There are a couple of choices. If you have someone handy who can work on it to fix the issues in the background then certainly get them involved and you get straight into your talk, sans tech for a little while. This presumes you are prepared enough to give the talk without any slides and we should all be ready to give our talks without any visuals. This is a vital part of the planning stage and shouldn’t be overlooked, because according to Murphy’s Law, if something can go wrong it will and we need to be ready. Once the colleague or staff have resurrected the slide deck, you can just pick it up from there. Don’t go back and start again – you have already started, so keep moving forward.
The other alternative is to give up on slides altogether and use storytelling or word pictures to draw out the detail you want to communicate. You should be using both devices anyway, but you may need to ramp these up more than usual. When I was training to become a Dale Carnegie instructor my senior instructor played a trick on me, seconds before we were due to start the first tandem class together.
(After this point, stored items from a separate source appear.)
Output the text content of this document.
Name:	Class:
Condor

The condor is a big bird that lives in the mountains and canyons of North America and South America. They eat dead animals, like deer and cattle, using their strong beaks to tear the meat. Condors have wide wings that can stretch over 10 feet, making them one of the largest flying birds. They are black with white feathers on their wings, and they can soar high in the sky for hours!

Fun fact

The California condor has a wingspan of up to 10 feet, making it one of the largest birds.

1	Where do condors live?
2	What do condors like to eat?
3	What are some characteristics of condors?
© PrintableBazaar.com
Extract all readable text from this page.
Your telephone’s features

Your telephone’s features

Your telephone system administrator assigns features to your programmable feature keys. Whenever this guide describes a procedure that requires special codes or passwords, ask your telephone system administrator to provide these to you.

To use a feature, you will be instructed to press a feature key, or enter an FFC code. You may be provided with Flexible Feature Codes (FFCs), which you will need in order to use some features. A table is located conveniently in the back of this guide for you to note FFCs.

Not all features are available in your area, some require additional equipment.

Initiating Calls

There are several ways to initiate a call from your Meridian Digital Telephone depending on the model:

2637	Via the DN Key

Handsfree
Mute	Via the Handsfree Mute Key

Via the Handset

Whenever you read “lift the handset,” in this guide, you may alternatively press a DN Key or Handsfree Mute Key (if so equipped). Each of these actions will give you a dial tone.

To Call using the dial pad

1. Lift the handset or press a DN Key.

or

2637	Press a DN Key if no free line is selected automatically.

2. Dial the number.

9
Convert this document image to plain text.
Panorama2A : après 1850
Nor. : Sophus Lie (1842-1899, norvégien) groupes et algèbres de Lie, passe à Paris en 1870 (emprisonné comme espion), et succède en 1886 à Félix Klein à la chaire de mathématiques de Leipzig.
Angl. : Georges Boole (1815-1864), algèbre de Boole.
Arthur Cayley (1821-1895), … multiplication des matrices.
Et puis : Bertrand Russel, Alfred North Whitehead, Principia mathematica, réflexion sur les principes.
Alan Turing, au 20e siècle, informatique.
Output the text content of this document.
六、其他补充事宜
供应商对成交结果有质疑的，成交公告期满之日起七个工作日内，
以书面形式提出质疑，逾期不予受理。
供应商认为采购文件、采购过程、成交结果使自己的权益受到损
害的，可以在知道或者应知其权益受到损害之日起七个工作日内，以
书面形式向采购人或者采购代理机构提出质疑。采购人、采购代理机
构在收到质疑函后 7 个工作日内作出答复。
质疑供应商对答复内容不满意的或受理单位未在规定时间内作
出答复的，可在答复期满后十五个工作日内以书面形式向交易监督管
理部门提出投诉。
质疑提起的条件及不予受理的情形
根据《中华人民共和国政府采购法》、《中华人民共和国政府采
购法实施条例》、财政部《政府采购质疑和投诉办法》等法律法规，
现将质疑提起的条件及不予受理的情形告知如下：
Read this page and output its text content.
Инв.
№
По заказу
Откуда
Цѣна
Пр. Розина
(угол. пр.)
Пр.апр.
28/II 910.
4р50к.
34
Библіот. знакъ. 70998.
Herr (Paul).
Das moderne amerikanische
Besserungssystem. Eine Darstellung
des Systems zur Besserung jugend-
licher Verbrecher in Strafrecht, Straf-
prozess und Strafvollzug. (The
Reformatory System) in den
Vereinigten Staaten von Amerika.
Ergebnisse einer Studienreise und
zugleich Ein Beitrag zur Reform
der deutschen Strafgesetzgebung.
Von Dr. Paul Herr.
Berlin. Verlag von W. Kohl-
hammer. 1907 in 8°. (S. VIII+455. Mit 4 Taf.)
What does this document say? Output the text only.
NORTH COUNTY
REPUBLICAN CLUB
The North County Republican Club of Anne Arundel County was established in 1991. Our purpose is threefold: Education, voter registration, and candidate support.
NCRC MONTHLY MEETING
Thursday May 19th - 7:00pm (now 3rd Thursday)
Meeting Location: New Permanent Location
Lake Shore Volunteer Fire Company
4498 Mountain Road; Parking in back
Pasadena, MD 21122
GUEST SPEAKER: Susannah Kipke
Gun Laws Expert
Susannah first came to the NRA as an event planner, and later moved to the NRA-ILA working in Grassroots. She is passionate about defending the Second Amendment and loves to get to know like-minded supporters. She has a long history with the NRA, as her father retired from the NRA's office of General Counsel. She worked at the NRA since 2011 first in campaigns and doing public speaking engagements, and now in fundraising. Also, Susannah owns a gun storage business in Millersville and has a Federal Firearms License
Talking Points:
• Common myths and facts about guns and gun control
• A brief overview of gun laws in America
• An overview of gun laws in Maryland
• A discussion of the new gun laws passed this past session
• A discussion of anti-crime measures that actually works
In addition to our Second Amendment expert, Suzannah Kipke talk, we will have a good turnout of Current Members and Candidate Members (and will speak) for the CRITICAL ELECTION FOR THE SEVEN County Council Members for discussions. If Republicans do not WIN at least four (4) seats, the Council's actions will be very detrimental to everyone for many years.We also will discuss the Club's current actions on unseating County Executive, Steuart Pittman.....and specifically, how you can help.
He suddenly announced the slide deck wasn’t working and we would have to run the class without any visuals to test my reaction. I was well prepared and had given a lot of talks without slides, so I said “no problem”, I was ready to go anyway, which wasn’t what he was expecting. The point is, we should always be ready to go without slides every time.
Planning for a disaster is 99% of the solution. Our usual problem is we are taken by surprise and have no back up alternatives. There are only a limited number of things which will rob us of our acing the first impression, so let’s work up a Plan B for those occasions. They will certainly happen and usually at the worst possible time, so let’s be ready for them.